Lubbers' teaching and research interests are antimicrobial stewardship and therapy, antimicrobial resistance and application of diagnostic testing in food animals. Lubbers also served as the director of clinical microbiology at the Kansas State Veterinary Diagnostic Laboratory for 10 years. He is a diplomate of the American College of Veterinary Clinical Pharmacology and currently serves as the vice chairholder for the Clinical and Laboratory Standards Institute’s Veterinary Antimicrobial Susceptibility testing subcommittee. For the fellowship, Lubbers worked with faculty at the Texas Tech School of Veterinary Medicine to discuss teaching strategies in their professional curriculum and share experiences with K-State’s peer review of teaching. He observed lectures and provided both written and oral feedback to instructors at Texas Tech, and met with college administration to discuss the procedures used at K-State for peer teaching evaluation and opportunities for improving the process at both institutions.
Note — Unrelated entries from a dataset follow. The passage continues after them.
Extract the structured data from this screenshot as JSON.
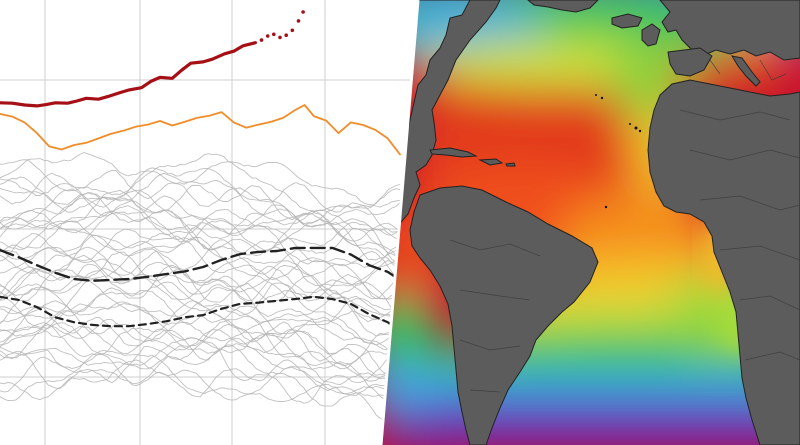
{
  "chart_data": {
    "type": "line",
    "title": "",
    "xlabel": "",
    "ylabel": "",
    "grid": true,
    "x_range": [
      0,
      13
    ],
    "y_range": [
      0,
      100
    ],
    "legend": "none",
    "series": [
      {
        "role": "current",
        "color": "#a50f15",
        "points": [
          [
            0.0,
            76.9
          ],
          [
            0.4,
            76.8
          ],
          [
            0.8,
            76.4
          ],
          [
            1.2,
            76.2
          ],
          [
            1.5,
            76.5
          ],
          [
            1.8,
            76.9
          ],
          [
            2.2,
            76.8
          ],
          [
            2.5,
            77.3
          ],
          [
            2.8,
            77.9
          ],
          [
            3.2,
            77.7
          ],
          [
            3.5,
            78.3
          ],
          [
            3.9,
            79.2
          ],
          [
            4.2,
            79.8
          ],
          [
            4.6,
            80.3
          ],
          [
            4.9,
            81.7
          ],
          [
            5.2,
            82.6
          ],
          [
            5.6,
            82.4
          ],
          [
            5.9,
            84.2
          ],
          [
            6.2,
            85.8
          ],
          [
            6.6,
            86.1
          ],
          [
            6.9,
            86.7
          ],
          [
            7.3,
            87.9
          ],
          [
            7.6,
            88.5
          ],
          [
            7.9,
            89.7
          ],
          [
            8.3,
            90.4
          ]
        ],
        "markers": [
          [
            8.5,
            91.0
          ],
          [
            8.7,
            91.9
          ],
          [
            8.9,
            92.3
          ],
          [
            9.1,
            91.6
          ],
          [
            9.3,
            92.1
          ],
          [
            9.5,
            93.2
          ],
          [
            9.7,
            95.3
          ],
          [
            9.85,
            97.3
          ]
        ]
      },
      {
        "role": "previous-year",
        "color": "#f28c28",
        "points": [
          [
            0.0,
            74.4
          ],
          [
            0.4,
            73.8
          ],
          [
            0.8,
            72.5
          ],
          [
            1.2,
            70.1
          ],
          [
            1.6,
            67.1
          ],
          [
            2.0,
            66.4
          ],
          [
            2.4,
            67.4
          ],
          [
            2.8,
            67.9
          ],
          [
            3.2,
            68.9
          ],
          [
            3.6,
            69.9
          ],
          [
            4.0,
            70.6
          ],
          [
            4.4,
            71.5
          ],
          [
            4.8,
            72.0
          ],
          [
            5.2,
            72.8
          ],
          [
            5.6,
            71.8
          ],
          [
            6.0,
            72.6
          ],
          [
            6.4,
            73.5
          ],
          [
            6.8,
            74.0
          ],
          [
            7.2,
            74.8
          ],
          [
            7.6,
            72.5
          ],
          [
            8.0,
            71.3
          ],
          [
            8.4,
            72.0
          ],
          [
            8.8,
            72.6
          ],
          [
            9.2,
            73.5
          ],
          [
            9.6,
            75.3
          ],
          [
            9.9,
            76.4
          ],
          [
            10.2,
            73.9
          ],
          [
            10.6,
            72.9
          ],
          [
            11.0,
            70.1
          ],
          [
            11.4,
            72.5
          ],
          [
            11.8,
            71.9
          ],
          [
            12.2,
            70.8
          ],
          [
            12.6,
            68.9
          ],
          [
            13.0,
            65.3
          ]
        ]
      },
      {
        "role": "climatology-upper",
        "color": "#222222",
        "style": "long-dash",
        "points": [
          [
            0.0,
            43.8
          ],
          [
            0.6,
            42.2
          ],
          [
            1.2,
            40.4
          ],
          [
            1.8,
            38.7
          ],
          [
            2.4,
            37.3
          ],
          [
            3.0,
            36.9
          ],
          [
            3.6,
            37.1
          ],
          [
            4.2,
            37.3
          ],
          [
            4.8,
            37.8
          ],
          [
            5.4,
            38.4
          ],
          [
            6.0,
            39.0
          ],
          [
            6.6,
            40.0
          ],
          [
            7.2,
            41.6
          ],
          [
            7.8,
            42.9
          ],
          [
            8.4,
            43.4
          ],
          [
            9.0,
            43.6
          ],
          [
            9.6,
            44.3
          ],
          [
            10.2,
            44.3
          ],
          [
            10.8,
            44.3
          ],
          [
            11.4,
            42.8
          ],
          [
            12.0,
            40.4
          ],
          [
            12.6,
            38.9
          ],
          [
            13.0,
            37.1
          ]
        ]
      },
      {
        "role": "climatology-lower",
        "color": "#222222",
        "style": "short-dash",
        "points": [
          [
            0.0,
            33.3
          ],
          [
            0.6,
            32.6
          ],
          [
            1.2,
            31.0
          ],
          [
            1.8,
            28.7
          ],
          [
            2.4,
            27.6
          ],
          [
            3.0,
            27.0
          ],
          [
            3.6,
            26.7
          ],
          [
            4.2,
            26.7
          ],
          [
            4.8,
            27.2
          ],
          [
            5.4,
            27.8
          ],
          [
            6.0,
            28.7
          ],
          [
            6.6,
            29.2
          ],
          [
            7.2,
            30.6
          ],
          [
            7.8,
            31.7
          ],
          [
            8.4,
            32.0
          ],
          [
            9.0,
            32.4
          ],
          [
            9.6,
            32.8
          ],
          [
            10.2,
            33.3
          ],
          [
            10.8,
            32.8
          ],
          [
            11.4,
            31.7
          ],
          [
            12.0,
            29.4
          ],
          [
            12.6,
            27.6
          ],
          [
            13.0,
            25.4
          ]
        ]
      }
    ],
    "background_series_count": 42,
    "background_series_color": "#b5b5b5"
  },
  "map": {
    "type": "sea-surface-temperature",
    "region": "Atlantic Ocean",
    "colormap": [
      "#7a1fa2",
      "#2b4fd6",
      "#4fb0e8",
      "#35c35a",
      "#c9e23a",
      "#f5e23a",
      "#f5a623",
      "#e8461c",
      "#c8102e"
    ]
  }
}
He also provided guest lectures and received feedback on his teaching effectiveness from other faculty members.
"The Big 12 Faculty Fellowship was valuable to help me re-evaluate some of my own teaching strategies and become a more effective educator in the veterinary curriculum at K-State," Lubbers said.
The Chief Academic Officers of the Big 12 universities created the Big 12 Faculty Fellowship program for the purpose of stimulating scholarly activities in the areas of teaching, research and service. Recently, a mentoring and networking component has been added to facilitate the establishment of contacts and networks for new faculty with outstanding individuals in their discipline at other Big 12 universities.